The East
Director: Zal Batmanglij
A rare environmental-political thriller, The East represents one of the bigger-budgeted and more purely enjoyable options from the 2013 film festival. It’s a curious combination of The Departed meets Martha Marcy May Marlene, and combines the best talent from American indie cinema (Patricia Clarkson and Ellen Page) in an effective thriller that is just as unrealistic as it is inspiring. Investigating the thin line between activism and terrorism, the film is an idealistic take on corporate America and a social revolution against its wrongdoings.
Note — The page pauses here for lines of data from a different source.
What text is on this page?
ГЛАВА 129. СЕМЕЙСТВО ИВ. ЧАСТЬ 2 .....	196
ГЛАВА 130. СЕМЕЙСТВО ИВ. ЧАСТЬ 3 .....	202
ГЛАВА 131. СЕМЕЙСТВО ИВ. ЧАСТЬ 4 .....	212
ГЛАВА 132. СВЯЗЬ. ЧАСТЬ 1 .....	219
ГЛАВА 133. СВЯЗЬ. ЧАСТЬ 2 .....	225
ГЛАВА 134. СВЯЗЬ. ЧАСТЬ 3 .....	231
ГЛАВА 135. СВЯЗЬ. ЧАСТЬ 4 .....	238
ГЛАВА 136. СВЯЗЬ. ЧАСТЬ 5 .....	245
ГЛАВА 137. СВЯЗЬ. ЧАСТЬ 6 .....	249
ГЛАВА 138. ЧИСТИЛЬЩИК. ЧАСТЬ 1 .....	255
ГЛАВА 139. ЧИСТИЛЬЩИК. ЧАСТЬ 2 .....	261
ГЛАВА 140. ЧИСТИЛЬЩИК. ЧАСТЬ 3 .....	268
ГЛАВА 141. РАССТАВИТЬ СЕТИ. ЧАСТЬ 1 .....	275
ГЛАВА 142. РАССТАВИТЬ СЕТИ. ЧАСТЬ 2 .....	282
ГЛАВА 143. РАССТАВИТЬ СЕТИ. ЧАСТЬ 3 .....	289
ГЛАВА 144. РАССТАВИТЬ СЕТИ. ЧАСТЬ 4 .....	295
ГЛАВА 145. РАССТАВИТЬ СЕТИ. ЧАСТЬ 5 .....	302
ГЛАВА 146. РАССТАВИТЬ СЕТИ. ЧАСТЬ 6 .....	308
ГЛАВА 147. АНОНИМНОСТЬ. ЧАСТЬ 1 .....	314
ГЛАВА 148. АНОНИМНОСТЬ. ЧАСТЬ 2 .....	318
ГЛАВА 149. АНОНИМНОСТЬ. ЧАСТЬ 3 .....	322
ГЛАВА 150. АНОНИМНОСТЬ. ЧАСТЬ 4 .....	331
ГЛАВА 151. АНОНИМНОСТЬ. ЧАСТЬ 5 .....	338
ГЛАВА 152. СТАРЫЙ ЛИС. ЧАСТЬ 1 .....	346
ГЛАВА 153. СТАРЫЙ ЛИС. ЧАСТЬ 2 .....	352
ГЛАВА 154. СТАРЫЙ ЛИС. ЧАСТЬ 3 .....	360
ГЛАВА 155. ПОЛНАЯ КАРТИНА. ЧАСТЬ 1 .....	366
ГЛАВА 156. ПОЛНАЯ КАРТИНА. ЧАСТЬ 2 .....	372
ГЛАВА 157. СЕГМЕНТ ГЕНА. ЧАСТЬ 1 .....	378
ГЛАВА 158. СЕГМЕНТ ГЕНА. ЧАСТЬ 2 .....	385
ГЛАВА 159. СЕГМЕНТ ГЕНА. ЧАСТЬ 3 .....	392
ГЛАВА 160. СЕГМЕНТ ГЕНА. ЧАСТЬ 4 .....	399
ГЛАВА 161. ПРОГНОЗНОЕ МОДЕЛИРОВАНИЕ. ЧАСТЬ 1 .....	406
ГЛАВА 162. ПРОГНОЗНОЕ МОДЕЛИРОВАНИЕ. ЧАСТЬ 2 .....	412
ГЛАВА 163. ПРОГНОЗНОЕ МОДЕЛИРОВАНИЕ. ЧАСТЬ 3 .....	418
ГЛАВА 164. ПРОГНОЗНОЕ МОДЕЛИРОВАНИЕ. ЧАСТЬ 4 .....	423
The titular group is a ragtag assembly of outsiders, each with a personal vendetta that prompts them to target corporate honchos who have committed gross violations of ethical and environmental codes in search of bigger profits. Through social media (which they use as skillfully as the Kony2012 activists, only, you know, genuinely), they expose their motives and gain mass popularity. Brit Marling plays Jane, an impossibly classy and intelligent former FBI worker, now taking orders from a private intelligence firm. Her clients demand she expose the group as the “terrorists” they are. In order to do so, she must first infiltrate a group of radical environmentalists who can lead her to the hierarchy of the East.
Having done so, she discovers a group of zealous, but seemingly passive, intellectuals. They are not the extremist cult she, or the audience, expects – their more eccentric rituals extend only to bathing one another and feeding one another dinner before being fed themselves. Naturally, despite their eye-for-an-eye policies at first repelling her, she finds herself drawn to the charisma and heady idealism of the group, in both a personal and professional capacity.
We realise that for each member, the missions do not have a political so much as an emotive agenda. Indeed, there is only one scene allocated to an ethical discussion of what they are about to do – the rest of the time they act out of mere self-righteousness, which Jane at first loathes but is ultimately seduced by. One is thankful that the film doesn’t spell out each character’s motives and internal dilemma. Instead, the director treats his audience as being intelligent enough to not only navigate the film’s twists, but also impose their own moral compass on Marling’s central blank canvas of a character. Indeed, The East is not arrogant enough to posit any suggestions to the threats posed by corporate America, other than to condemn violence as part of the solution.
To reveal anymore would spoil the surprises of the third act, but as Jane’s ethical position fluctuates, so too does the audience’s, and this is undoubtedly a film to incite much post-credits debate. Whenever I assumed to know where the film was going, it would take a different route and a different ethical dilemma would arise. Under different direction, this constant pirouetting might be tiresome, but here the audience is enjoyably kept on their toes. Similarities abound between the cultish aspect of this film and the director’s first effort (last year’s The Sound of My Voice), in which Marling also took the lead role.
Marling’s grounded presence carries the film through some of its less believable elements, and the audience is willing to follow her charismatic and credible persona through all the third-act twists and plot contrivances. She is that rare actor who conveys entire thought processes with mere looks.
Supposedly the writing duo of Marling and director Zal Batmanglij spent a summer pursuing the anarchist lifestyle, dumpster-diving, living off the land and hitching rides across the North-East in an attempt to enhance the veracity of the script. Though aspects of the film are somewhat difficult to swallow (e.g. their innate ability to disappear after each act of terrorism, despite not using disguises or pseudonyms), its tone is never preachy or sanctimonious. In a way, it is a wish-fulfilment fantasy for the 99 per cent that Hollywood would typically avoid – corporate hogs receiving their comeuppance in increasingly inventive fashions that eschew our conventions of morality and bring bigger questions into the fray. This is a confident and mature second feature from this duo, and raises the stakes for their third effort.